10 de abril de 2014

O brinde e o abraço

Não há no mundo nada mais belo que perdão e reconciliação. Dois homens, cabelos grisalhos, pele sulcada de rugas profundas, frente a frente, relembrando atritos passados e suas consequências e seu afastamento, depositando tudo humildemente sobre a mesa, não sem dor e horror, para despejar sobre eles o jarro do perdão e beber a taça da reconciliação, celebrada em um longo e silencioso abraço. O momento é solene e sagrado, e o pano de fundo que ninguém vê é o céu abrindo-se e despejando luz e graça embalada por desconcertante coros de anjos.

Não é à toa que Tiago afirmou ser morta a fé sem obras. Fé, do ponto de vista dos evangelhos ou, ainda melhor, do ponto de vista do protagonista dos evangelhos, não é nada mais do que uma rendição desarmada, irrestrita e incondicional ao amor. E é precisamente por isso que toda fé genuína é um passo decidido para dentro de uma floresta escura e misteriosa que esconde em si os mais belos cenários e as mais agudas dores. Alegria e dor são duas faces de uma mesma moeda - o amor.

Amor é verbo e verbo é palavra que exprime um fato, uma ação. Se não houver uma ação derivada, não é verbo, não é amor. Evidentemente todas as ações que o verbo amar exprime são essencialmente belas, mas entre todas não há maior, mais dramática e inebriante do que a ação do perdão que se desdobra em reconciliação.

Quando finalmente se abraçam homens que por anos nem se falavam, desce do céu o Reino anunciado pelo carpinteiro.

Perdão e reconciliação é a mensagem central do homem/Deus que deu o passo resoluto e definitivo para dentro da floresta escura do amor e nos chamou a todos para segui-lo em loucura semelhante. Perdão e reconciliação são ato de fé, ação do amor, que arrebenta a frieza de um mundo rancoroso e derrama luz e graça.

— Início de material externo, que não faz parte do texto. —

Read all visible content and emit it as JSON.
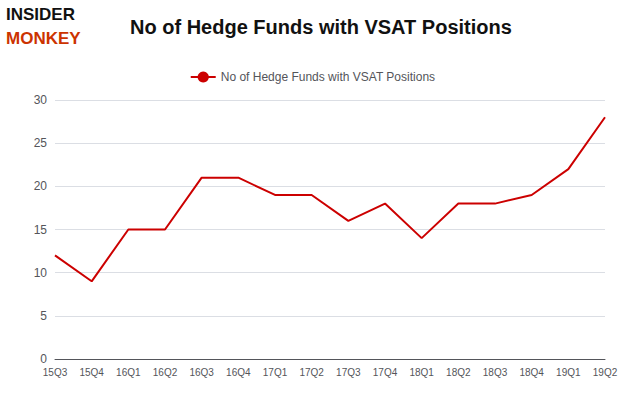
{
  "chart_data": {
    "type": "line",
    "title": "No of Hedge Funds with VSAT Positions",
    "categories": [
      "15Q3",
      "15Q4",
      "16Q1",
      "16Q2",
      "16Q3",
      "16Q4",
      "17Q1",
      "17Q2",
      "17Q3",
      "17Q4",
      "18Q1",
      "18Q2",
      "18Q3",
      "18Q4",
      "19Q1",
      "19Q2"
    ],
    "series": [
      {
        "name": "No of Hedge Funds with VSAT Positions",
        "color": "#cc0000",
        "values": [
          12,
          9,
          15,
          15,
          21,
          21,
          19,
          19,
          16,
          18,
          14,
          18,
          18,
          19,
          22,
          28
        ]
      }
    ],
    "ylim": [
      0,
      30
    ],
    "yticks": [
      0,
      5,
      10,
      15,
      20,
      25,
      30
    ],
    "grid": true,
    "legend": "top",
    "annotations": [
      {
        "text": "INSIDER",
        "color": "#111111"
      },
      {
        "text": "MONKEY",
        "color": "#cc3300"
      }
    ]
  }
}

E isso tudo começa com Deus anunciando através do carpinteiro de Nazaré que Ele mesmo derrama perdão e reconciliação incondicional, que Ele mesmo, o Santo, o Justo, ao contrário do que anunciam por aí seus pretensos representantes atrás dos púlpitos, em momento algum permite que pecado, qualquer que seja, o demova de sua intenção maior e irrestrita de abraçar e perdoar sempre e de novo... e de novo. Dizer, como disse Paulo em uma de suas cartas, que Deus não leva em conta os pecados dos homens, equivale a dizer que Ele, o Eterno, está pouco se lixando para meus pecados, meu amigo, e, muito pior, me convida a fazer o mesmo em relação aos pecados de terceiros. Isso, evidentemente, não no sentido de que ninguém deve preocupar-se com o mal que meu pecado faz a mim mesmo ou a quem é atingido por ele. O assunto aqui é perdão e reconciliação. Você fez o quê? Disse o quê? De novo? Ok, tudo bem, venha aqui que quero te dar um abraço.

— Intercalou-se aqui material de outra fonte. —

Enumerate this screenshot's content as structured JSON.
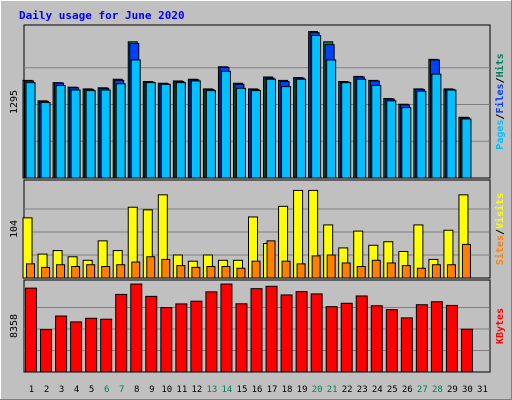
{
  "chart_data": {
    "type": "bar",
    "title": "Daily usage for June 2020",
    "colors": {
      "background": "#c0c0c0",
      "title": "#0000ff",
      "hits": "#00805c",
      "files": "#0040ff",
      "pages": "#00c0ff",
      "visits": "#ffff00",
      "sites": "#ff8000",
      "kbytes": "#ff0000",
      "weekend_label": "#00805c",
      "weekday_label": "#000000"
    },
    "categories": [
      "1",
      "2",
      "3",
      "4",
      "5",
      "6",
      "7",
      "8",
      "9",
      "10",
      "11",
      "12",
      "13",
      "14",
      "15",
      "16",
      "17",
      "18",
      "19",
      "20",
      "21",
      "22",
      "23",
      "24",
      "25",
      "26",
      "27",
      "28",
      "29",
      "30",
      "31"
    ],
    "weekend_days": [
      "6",
      "7",
      "13",
      "14",
      "20",
      "21",
      "27",
      "28"
    ],
    "panels": [
      {
        "id": "hits-files-pages",
        "ymax_label": "1295",
        "ymax": 1295,
        "right_label": [
          {
            "text": "Pages",
            "color_key": "pages"
          },
          {
            "text": "/",
            "color_key": "weekday_label"
          },
          {
            "text": "Files",
            "color_key": "files"
          },
          {
            "text": "/",
            "color_key": "weekday_label"
          },
          {
            "text": "Hits",
            "color_key": "hits"
          }
        ],
        "series": [
          {
            "name": "Hits",
            "color_key": "hits",
            "values": [
              860,
              680,
              840,
              800,
              785,
              795,
              870,
              1200,
              850,
              835,
              855,
              870,
              785,
              980,
              835,
              785,
              890,
              860,
              885,
              1290,
              1200,
              850,
              895,
              860,
              700,
              650,
              785,
              1045,
              785,
              535,
              null
            ]
          },
          {
            "name": "Files",
            "color_key": "files",
            "values": [
              855,
              675,
              835,
              795,
              780,
              790,
              860,
              1185,
              845,
              830,
              850,
              865,
              780,
              975,
              825,
              780,
              880,
              850,
              880,
              1280,
              1175,
              845,
              890,
              855,
              695,
              645,
              780,
              1040,
              780,
              530,
              null
            ]
          },
          {
            "name": "Pages",
            "color_key": "pages",
            "values": [
              840,
              665,
              815,
              775,
              770,
              775,
              830,
              1040,
              840,
              825,
              840,
              855,
              770,
              940,
              790,
              770,
              870,
              805,
              870,
              1255,
              1040,
              840,
              870,
              815,
              680,
              620,
              765,
              915,
              775,
              520,
              null
            ]
          }
        ]
      },
      {
        "id": "visits-sites",
        "ymax_label": "104",
        "ymax": 104,
        "right_label": [
          {
            "text": "Sites",
            "color_key": "sites"
          },
          {
            "text": "/",
            "color_key": "weekday_label"
          },
          {
            "text": "Visits",
            "color_key": "visits"
          }
        ],
        "series": [
          {
            "name": "Visits",
            "color_key": "visits",
            "values": [
              68,
              27,
              31,
              24,
              20,
              42,
              31,
              80,
              77,
              94,
              26,
              19,
              26,
              20,
              20,
              69,
              39,
              81,
              99,
              99,
              60,
              34,
              53,
              37,
              41,
              30,
              60,
              21,
              54,
              94,
              null
            ]
          },
          {
            "name": "Sites",
            "color_key": "sites",
            "values": [
              16,
              12,
              15,
              13,
              15,
              13,
              15,
              18,
              24,
              21,
              14,
              12,
              13,
              13,
              11,
              19,
              42,
              19,
              16,
              25,
              26,
              17,
              13,
              20,
              17,
              14,
              11,
              15,
              15,
              38,
              null
            ]
          }
        ]
      },
      {
        "id": "kbytes",
        "ymax_label": "8358",
        "ymax": 8358,
        "right_label": [
          {
            "text": "KBytes",
            "color_key": "kbytes"
          }
        ],
        "series": [
          {
            "name": "KBytes",
            "color_key": "kbytes",
            "values": [
              8150,
              4120,
              5440,
              4870,
              5220,
              5130,
              7540,
              8550,
              7350,
              6260,
              6620,
              6880,
              7790,
              8550,
              6630,
              8100,
              8330,
              7490,
              7810,
              7590,
              6350,
              6680,
              7390,
              6440,
              6060,
              5260,
              6540,
              6830,
              6470,
              4160,
              null
            ]
          }
        ]
      }
    ]
  }
}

O abraço - perdão e reconciliação - de Deus precede e prescinde arrependimento e é terrível saber que, não bastasse assumir tamanha insanidade para si, o criador parece sugerir que façamos o mesmo. Estamos longe disso, eu sei, mas é esse o Reino que foi proposto. E é por isso que não é loucura afirmar que [1] só não entra no Reino quem não quer e [2] haverá de haver muitos que de fato não querem.

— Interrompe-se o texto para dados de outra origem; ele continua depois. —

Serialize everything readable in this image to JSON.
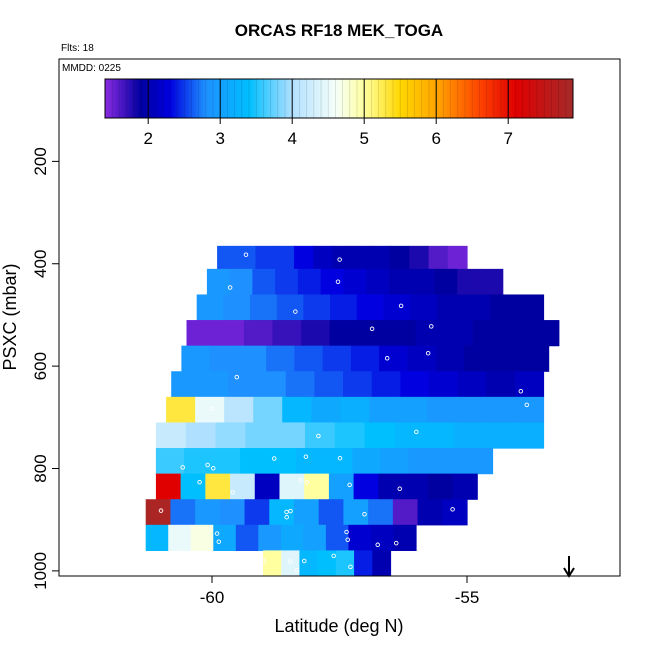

Para entrar no reino será preciso submeter-se à nudez e ao despojamento de quem perdoa e é perdoado.



Tudo isso provém de Deus, que nos reconciliou consigo mesmo por meio de Cristo e nos deu o ministério da reconciliação, ou seja, que Deus em Cristo estava reconciliando consigo o mundo, não lançando em conta os pecados dos homens, e nos confiou a mensagem da reconciliação.
Paulo, escrevendo pra rapaziada de Corinto.